The Sub-district Court granted the requested prohibitions with regard to the former Vice President Sales, the HR employee and the new employer. The duration of the prohibition was limited to one year after the end of the employment contracts. With regard to the former Vice President Sales and the HR employee, the claim for the provision of copies of a number of documents was also granted. It concerned copies of the agreements with the new employer and communication and WhatsApp messages between the former Vice President Sales and the HR employee on the one hand and the former employees on the other.
The convictions incurred substantial penalty payments.


Comments

The Sub-district Court mainly based its judgment in the summary proceedings on the breach of the contractual obligations by two former employees. One might question whether the behaviour of the new employer and all former employees should not be seen as one wrongful act, committed in combination against the old employer, as well. After all, it seems as though there was sort of a conspiracy, led by the former Vice President Sales, against the old employer, which in fact resulted in the old employer's company being drained, as it were, in favour of the new employer.

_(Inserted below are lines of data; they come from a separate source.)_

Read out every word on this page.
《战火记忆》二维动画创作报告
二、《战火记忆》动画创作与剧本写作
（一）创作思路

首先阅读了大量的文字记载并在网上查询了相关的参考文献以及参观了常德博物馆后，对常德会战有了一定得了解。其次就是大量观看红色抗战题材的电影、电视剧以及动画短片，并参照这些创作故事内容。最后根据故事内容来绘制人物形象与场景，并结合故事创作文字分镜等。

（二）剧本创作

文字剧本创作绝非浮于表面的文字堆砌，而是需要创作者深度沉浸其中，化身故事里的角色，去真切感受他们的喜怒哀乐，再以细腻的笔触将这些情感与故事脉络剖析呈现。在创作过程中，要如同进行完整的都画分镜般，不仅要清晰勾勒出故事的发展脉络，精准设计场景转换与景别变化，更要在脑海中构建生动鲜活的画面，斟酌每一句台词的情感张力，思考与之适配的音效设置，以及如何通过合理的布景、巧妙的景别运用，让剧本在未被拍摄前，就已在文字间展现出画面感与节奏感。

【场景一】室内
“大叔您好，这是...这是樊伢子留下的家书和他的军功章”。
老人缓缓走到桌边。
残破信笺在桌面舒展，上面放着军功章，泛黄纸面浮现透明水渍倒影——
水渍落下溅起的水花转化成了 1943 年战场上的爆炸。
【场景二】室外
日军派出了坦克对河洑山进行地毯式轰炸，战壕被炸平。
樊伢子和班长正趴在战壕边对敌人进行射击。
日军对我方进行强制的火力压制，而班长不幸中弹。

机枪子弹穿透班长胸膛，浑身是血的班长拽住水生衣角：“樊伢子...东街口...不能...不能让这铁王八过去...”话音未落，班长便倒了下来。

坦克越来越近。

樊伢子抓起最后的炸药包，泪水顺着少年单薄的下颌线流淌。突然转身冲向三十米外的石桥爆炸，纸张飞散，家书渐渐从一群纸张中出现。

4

Such a form of competition, directed against one particular other competitor might potentially qualify as unlawful competition, even without an applicable relationship clause or non-recruitment clause. In that case, some more evidence will probably be required first, but this evidence could perhaps be found in the documents that have to be submitted to the old employer now. If it were to be concluded that there was an unfair competition, this might lead to an obligation to pay substantial damages.